Poco después saldría su primer libro, Delicados procesos, cuentos de CF ambientados en Cubas futuristas, alternativas. Mas, el talento de Yonnier no estaba destinado a quedarse enmarcado en un solo categoría, prueba de eso son sus premios de narrativa y el resto de su publicaciones; la versatilidad es una ventaja innata en este hijo de Placetas. ¿Causó acaso sorpresa alguna encontrarlo pocos años después incursionando en la colección Ámbar, abanderada de la literatura juvenil? Soy de la opinión de que tarde o temprano lo veremos entrar por la puerta grande de cada género.

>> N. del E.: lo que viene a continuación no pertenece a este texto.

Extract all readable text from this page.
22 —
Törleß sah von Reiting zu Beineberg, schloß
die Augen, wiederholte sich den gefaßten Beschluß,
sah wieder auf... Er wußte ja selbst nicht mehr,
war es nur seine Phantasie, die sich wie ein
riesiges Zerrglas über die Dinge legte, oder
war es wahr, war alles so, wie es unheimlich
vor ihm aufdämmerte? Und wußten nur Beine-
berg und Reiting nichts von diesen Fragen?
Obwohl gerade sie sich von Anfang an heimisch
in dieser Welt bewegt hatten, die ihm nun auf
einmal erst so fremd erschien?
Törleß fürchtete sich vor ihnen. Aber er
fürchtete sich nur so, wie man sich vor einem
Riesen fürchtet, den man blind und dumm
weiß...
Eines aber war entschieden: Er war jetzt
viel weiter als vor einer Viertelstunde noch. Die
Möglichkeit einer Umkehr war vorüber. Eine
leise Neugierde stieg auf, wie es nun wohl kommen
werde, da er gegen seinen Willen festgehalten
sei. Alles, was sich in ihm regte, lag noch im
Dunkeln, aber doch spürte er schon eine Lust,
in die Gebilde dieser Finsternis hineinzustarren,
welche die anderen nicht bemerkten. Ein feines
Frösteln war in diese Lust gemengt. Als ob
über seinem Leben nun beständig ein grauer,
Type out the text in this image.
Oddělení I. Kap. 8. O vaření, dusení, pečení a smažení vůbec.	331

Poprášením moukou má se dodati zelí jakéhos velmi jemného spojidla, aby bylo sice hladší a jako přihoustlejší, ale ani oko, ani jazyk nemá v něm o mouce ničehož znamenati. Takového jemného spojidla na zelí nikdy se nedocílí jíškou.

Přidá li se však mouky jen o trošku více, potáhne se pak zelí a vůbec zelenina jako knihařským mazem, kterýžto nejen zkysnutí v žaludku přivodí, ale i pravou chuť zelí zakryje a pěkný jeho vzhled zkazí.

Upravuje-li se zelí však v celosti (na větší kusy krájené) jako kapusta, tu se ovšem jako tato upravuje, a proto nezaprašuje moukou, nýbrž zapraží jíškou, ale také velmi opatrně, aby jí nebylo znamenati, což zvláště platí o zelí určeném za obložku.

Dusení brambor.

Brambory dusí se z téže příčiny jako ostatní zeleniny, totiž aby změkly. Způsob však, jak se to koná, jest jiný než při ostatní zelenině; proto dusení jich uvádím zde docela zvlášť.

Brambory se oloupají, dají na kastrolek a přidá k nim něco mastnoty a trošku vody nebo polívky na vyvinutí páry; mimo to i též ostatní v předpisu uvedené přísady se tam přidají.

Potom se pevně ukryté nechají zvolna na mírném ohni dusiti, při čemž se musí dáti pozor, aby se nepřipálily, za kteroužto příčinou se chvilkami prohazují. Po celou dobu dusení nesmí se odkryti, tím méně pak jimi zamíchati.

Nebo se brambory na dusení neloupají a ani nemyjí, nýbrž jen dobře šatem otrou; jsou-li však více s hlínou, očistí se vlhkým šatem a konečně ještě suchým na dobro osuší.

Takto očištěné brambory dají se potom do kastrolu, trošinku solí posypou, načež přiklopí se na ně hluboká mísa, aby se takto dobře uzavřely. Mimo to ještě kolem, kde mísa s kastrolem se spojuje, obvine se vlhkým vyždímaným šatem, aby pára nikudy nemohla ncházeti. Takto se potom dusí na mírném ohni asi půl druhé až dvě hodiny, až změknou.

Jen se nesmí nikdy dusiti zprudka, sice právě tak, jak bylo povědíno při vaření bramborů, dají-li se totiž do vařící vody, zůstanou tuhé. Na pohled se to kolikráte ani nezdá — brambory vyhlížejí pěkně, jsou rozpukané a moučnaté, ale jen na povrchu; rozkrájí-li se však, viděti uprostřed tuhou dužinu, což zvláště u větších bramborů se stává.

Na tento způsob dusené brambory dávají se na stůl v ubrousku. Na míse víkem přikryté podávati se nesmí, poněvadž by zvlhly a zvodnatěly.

Cubierta-Cerrar-los-puñosEs Cerrar los puños el título con que Yonier hace su entrada en la editorial Gente Nueva; una obra que, como pocas, cumple las expectativas y las especificidades necesarias para alcanzar al público joven, para someterlo a la composición de la trama, para identificarlos con el protagonista, con sus vicisitudes, vivencias y peripecias, precipitados precipicios salvados en pos de esa aventura que ningún adolescente ha dejado jamás de emprender: la lucha por el primer amor.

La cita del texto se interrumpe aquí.